London — The return of seasonal gasoline-blending demand, paired with healthy interest from petrochemical buyers, has pushed most of the butane complex in Northwest Europe back to levels last seen at the peak of winter.
Those swift price gains were seen over the last week particularly on the CIF coaster and inland barge market, which swept to their highest levels since January, while large cargo levels rose to their highest levels since December.
On Tuesday, butane CIF coasters in NWE were assessed at $600/mt, or 91% relative to naphtha, the highest value relative to naphtha since January 18. Inland barges were assessed at $585/mt, or about 89% on a FOB basis, and at 91% on a CIF basis, the highest level since January 23.
Meanwhile, large CIF cargoes rose late last week to $590/mt, or 89.5%, the highest level since December 12 of last year, pushed higher by recent public buying interest from petrochemicals major Borealis.
Those price gains, which broke the butane complex out of a lengthy period of nearly-flat trading that lasted through much of the late winter and spring, have been sparked by the return of demand for butane as a gasoline-blending component.
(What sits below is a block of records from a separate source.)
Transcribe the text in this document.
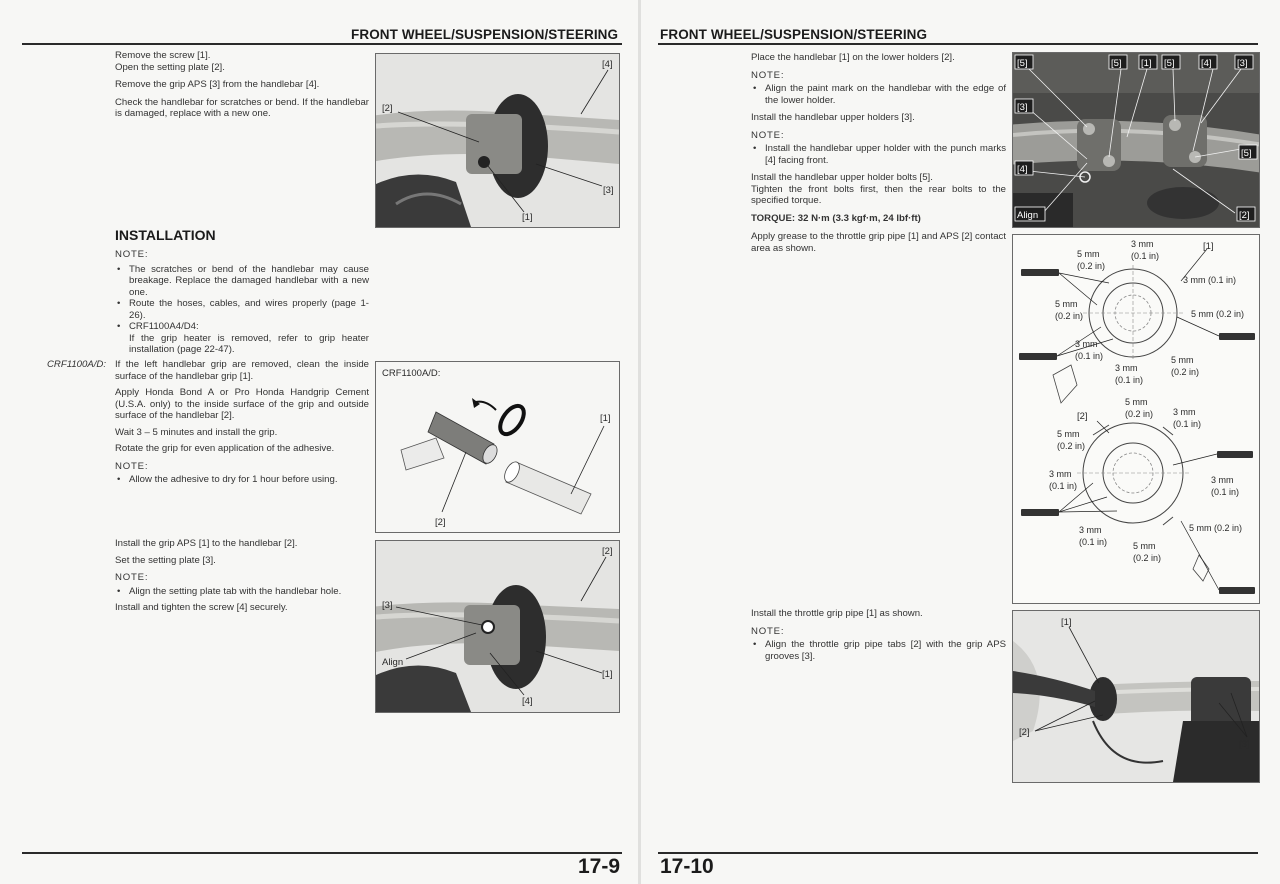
FRONT WHEEL/SUSPENSION/STEERING

Remove the screw [1].

Open the setting plate [2].

Remove the grip APS [3] from the handlebar [4].

Check the handlebar for scratches or bend. If the handlebar is damaged, replace with a new one.

[4]
[2]
[3]
[1]
INSTALLATION

NOTE:

• The scratches or bend of the handlebar may cause breakage. Replace the damaged handlebar with a new one.

• Route the hoses, cables, and wires properly (page 1-26).

• CRF1100A4/D4:

If the grip heater is removed, refer to grip heater installation (page 22-47).

CRF1100A/D: If the left handlebar grip are removed, clean the inside surface of the handlebar grip [1].

Apply Honda Bond A or Pro Honda Handgrip Cement (U.S.A. only) to the inside surface of the grip and outside surface of the handlebar [2].

Wait 3 – 5 minutes and install the grip.

Rotate the grip for even application of the adhesive.

NOTE:

• Allow the adhesive to dry for 1 hour before using.

CRF1100A/D:
[1]
[2]

Install the grip APS [1] to the handlebar [2].

Set the setting plate [3].

NOTE:

• Align the setting plate tab with the handlebar hole.

Install and tighten the screw [4] securely.

[2]
[3]
Align
[1]
[4]
17-9
FRONT WHEEL/SUSPENSION/STEERING

Place the handlebar [1] on the lower holders [2].

NOTE:

• Align the paint mark on the handlebar with the edge of the lower holder.

Install the handlebar upper holders [3].

NOTE:

• Install the handlebar upper holder with the punch marks [4] facing front.

Install the handlebar upper holder bolts [5].

Tighten the front bolts first, then the rear bolts to the specified torque.

TORQUE: 32 N·m (3.3 kgf·m, 24 lbf·ft)

Apply grease to the throttle grip pipe [1] and APS [2] contact area as shown.

[5]	[5] [1] [5]	[4]	[3]
[3]
[5]
[4]
Align	[2]
3 mm
(0.1 in)
[1]
5 mm
(0.2 in)
3 mm (0.1 in)
5 mm
(0.2 in)	5 mm (0.2 in)
3 mm
(0.1 in)	5 mm
(0.2 in)
3 mm
(0.1 in)
5 mm
(0.2 in)
[2]	3 mm
(0.1 in)
5 mm
(0.2 in)
3 mm
(0.1 in)
3 mm
(0.1 in)
5 mm (0.2 in)
3 mm
(0.1 in)	5 mm
(0.2 in)

Install the throttle grip pipe [1] as shown.

NOTE:

• Align the throttle grip pipe tabs [2] with the grip APS grooves [3].

[1]
[2]
[3]
17-10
Butane can only be used in winter-specification gasoline, and so additional demand typically rises in the autumn and tails out in the spring.
"Butane is slowly changing from a typical summer market dominated by the petchem demand into a new market where refineries are starting to export less butane, and some gasoline blending demand has definitely appeared," said a market source.
While the official switch to winter-grade arrives in September, demand has picked up steadily through August, particularly on the inland barge market, sources say. Blenders often prefer barges, because the smaller size allows for more flexibility in size and the timing of delivery, sources say, but demand has also been heard on the CIF coaster market, which is usually more dependent on petrochemical interest.
However, sources say that the pick-up in blending demand, instead of pricing butane out of the petrochemical mix, has so far not hurt demand.
"I think it has to do with propane also getting very expensive so it still makes sense to crack butane," said a source. "Demand is very healthy."
Both butane and propane compete with naphtha as alternate petrochemical cracking feedstocks. With both at steep discounts most of this year, petchems have had a strong incentive to crack as light as possible, even as both LPG markets have strengthened in recent months, according to petrochemical and naphtha sources.
However, the continued strength of that combined demand will depend not only on petchem buying, but also overall gasoline-blending demand and arbitrage economics for taking gasoline from Europe to the US. Last year, a closed arbitrage smothered demand for butane as a blending component after the January peak, leaving the product dependent on petchem buying just when demand from blenders would normally have been at its height.